"No. To become joint, equal partner in our career."
She shook her head. "You couldn't, wouldn't have a partner, male or female—not yet. Besides it would be impossible for me to interest myself in getting rich or taking care of riches or distributing them among a crowd of sycophants."
"I'm not getting rich," replied he. "I'm making a good salary, and spending it almost all. But I'm not making much, outside."

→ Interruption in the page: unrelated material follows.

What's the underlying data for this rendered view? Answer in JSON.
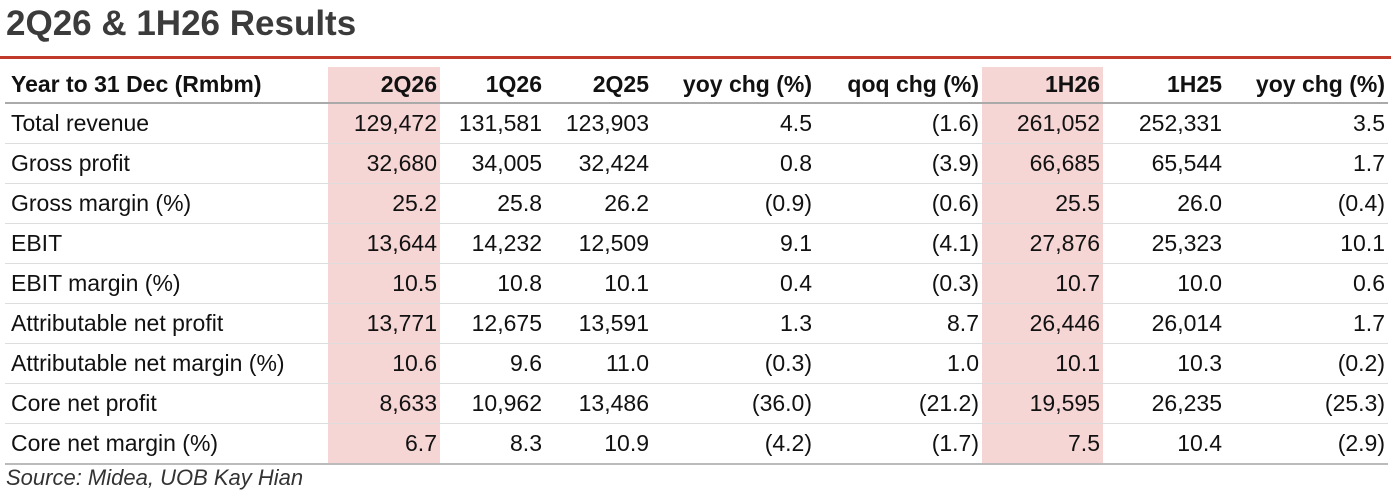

"I had heard otherwise. They tell me your sort of business is about the best 'graft'—isn't that the word?—downtown, and that you are where you can get as much as you care to carry away."
"Yes. I could."
"But you don't? I knew it!"
Her belief in his honesty made him uncomfortable. "I didn't say I was different from the others—really different," he said hesitatingly. That very morning he had been forced to listen to a long series of reports on complaints of O.A.D. policy holders—how some had been swindled by false promises of agents whom he must shield; how others had been cheated on lapsed or surrendered policies; how, in a score of sly ways, the "gang" in control were stealing from their wards, their trusting and helpless victims. "I can't, and don't purpose to, deny," he went on to her, "that I'm part of the system of inducing some other fellow to sow, and then reaping his harvest, or most of it. I don't put it in my own barn, but I do help at the reaping. Oh, everything's perfectly proper and respectable—at least, on the surface. But—well, sometimes I get desperately sick of it all. Just now, I'm in that mood; it brought me here to-day. There's a row on down there, and it's plot and counterplot, move and check, all very exciting, but I—hate it! Nobody's to blame. It's simply a system that's grown up. And if one plays the game, why, he's got to conform to the rules."
"If one plays the game."
"What's a man to do? Go back to the farm and become a slave to a railroad company or a mortgage? We can't all be painters."
She glanced at him quickly with a sudden narrowing of the eyelids that seemed to concentrate her gaze like a burning glass. "I hadn't thought of that," said she.